Kijk. Honderden kindjes openen gloednieuwe indoorzone Circus Bumba na spectaculaire Bumba Kids Parade
Gisterenmiddag vond de feestelijke opening van Circus Bumba in Plopsaland De Panne plaats. Het was Bumba zelf die de eer kreeg om de zone, met 5 splinternieuwe attracties, officieel te openen. Bezoekers kunnen er vanaf vandaag o.a. een ritje maken in de attractie ‘Op reis met Bumba’, die bezoekers meeneemt op doorreis rond de wereld. De gloednieuwe indoorzone betreft een investering van 12.5 miljoen euro.
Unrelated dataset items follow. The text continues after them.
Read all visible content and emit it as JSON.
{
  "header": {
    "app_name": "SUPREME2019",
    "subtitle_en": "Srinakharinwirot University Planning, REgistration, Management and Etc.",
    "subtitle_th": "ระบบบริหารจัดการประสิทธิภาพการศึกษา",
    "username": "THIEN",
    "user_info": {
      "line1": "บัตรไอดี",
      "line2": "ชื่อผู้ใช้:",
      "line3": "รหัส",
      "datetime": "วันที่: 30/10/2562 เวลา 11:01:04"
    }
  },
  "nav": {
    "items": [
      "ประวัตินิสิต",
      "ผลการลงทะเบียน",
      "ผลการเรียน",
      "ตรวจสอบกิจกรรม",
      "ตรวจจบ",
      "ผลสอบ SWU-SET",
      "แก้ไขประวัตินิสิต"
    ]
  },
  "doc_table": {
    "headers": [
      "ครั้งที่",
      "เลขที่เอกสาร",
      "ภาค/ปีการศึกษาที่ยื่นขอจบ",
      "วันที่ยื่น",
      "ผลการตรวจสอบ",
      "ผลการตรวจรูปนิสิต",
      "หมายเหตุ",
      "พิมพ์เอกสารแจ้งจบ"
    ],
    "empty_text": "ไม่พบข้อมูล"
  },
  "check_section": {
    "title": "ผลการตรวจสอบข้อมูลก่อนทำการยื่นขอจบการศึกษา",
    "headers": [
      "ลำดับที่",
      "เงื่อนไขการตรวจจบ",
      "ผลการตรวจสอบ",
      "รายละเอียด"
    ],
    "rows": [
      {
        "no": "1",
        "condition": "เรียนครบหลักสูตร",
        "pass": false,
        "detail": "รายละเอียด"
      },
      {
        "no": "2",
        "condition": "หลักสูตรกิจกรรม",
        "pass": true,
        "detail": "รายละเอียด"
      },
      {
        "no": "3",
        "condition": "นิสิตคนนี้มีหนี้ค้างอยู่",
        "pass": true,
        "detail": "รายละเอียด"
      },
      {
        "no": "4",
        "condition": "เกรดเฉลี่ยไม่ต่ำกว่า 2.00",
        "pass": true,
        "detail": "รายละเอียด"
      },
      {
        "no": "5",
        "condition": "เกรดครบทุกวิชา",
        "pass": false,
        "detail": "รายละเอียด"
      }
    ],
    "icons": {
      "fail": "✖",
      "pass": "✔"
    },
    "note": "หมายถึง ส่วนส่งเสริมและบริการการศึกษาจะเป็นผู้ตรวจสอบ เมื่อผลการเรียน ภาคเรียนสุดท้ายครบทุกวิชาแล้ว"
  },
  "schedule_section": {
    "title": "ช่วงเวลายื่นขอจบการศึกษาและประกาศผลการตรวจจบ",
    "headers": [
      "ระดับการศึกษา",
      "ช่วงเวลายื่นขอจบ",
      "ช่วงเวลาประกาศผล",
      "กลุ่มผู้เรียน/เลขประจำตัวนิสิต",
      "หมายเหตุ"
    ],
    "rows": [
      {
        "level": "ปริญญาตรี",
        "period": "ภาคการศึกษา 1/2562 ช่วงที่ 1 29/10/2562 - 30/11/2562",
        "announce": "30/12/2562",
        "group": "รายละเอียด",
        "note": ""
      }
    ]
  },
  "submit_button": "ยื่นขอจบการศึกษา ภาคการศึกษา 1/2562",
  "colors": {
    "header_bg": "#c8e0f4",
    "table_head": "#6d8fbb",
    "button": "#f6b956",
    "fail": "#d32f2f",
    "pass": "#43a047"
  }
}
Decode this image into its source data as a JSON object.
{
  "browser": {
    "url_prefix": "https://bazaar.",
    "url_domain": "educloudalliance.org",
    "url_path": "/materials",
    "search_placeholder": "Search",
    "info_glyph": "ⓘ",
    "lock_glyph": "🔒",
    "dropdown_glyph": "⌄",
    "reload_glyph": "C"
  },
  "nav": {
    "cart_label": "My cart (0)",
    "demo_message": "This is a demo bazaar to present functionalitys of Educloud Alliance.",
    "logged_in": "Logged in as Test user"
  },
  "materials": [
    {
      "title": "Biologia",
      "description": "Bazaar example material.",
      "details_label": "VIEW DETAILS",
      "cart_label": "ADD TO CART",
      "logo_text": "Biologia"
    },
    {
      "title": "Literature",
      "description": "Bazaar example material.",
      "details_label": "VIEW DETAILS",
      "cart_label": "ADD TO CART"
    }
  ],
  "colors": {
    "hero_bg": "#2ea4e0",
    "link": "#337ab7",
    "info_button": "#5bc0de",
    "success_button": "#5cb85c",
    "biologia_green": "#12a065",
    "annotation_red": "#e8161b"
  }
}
Circus Bumba verleent onderdak aan vijf gloednieuwe attracties: Tumbi’s Ballenbad, Poppa’s Klimtoren, Bumballoon, De Dolle Busrit en ‘Op reis met Bumba’. Bovendien kijken bezoekers voortaan naar de Bumba Show in het fonkelnieuwe Bumba Theater, waar de show van nóg dichterbij te volgen is. De oppervlakte van het circus bedraagt zo’n 3.000 m² en biedt, met andere woorden, ontelbare mogelijkheden voor urenlang indoorplezier. Met deze indoorzone speelt de Plopsa Group opnieuw in op de all-weatherervaring van haar bezoekers.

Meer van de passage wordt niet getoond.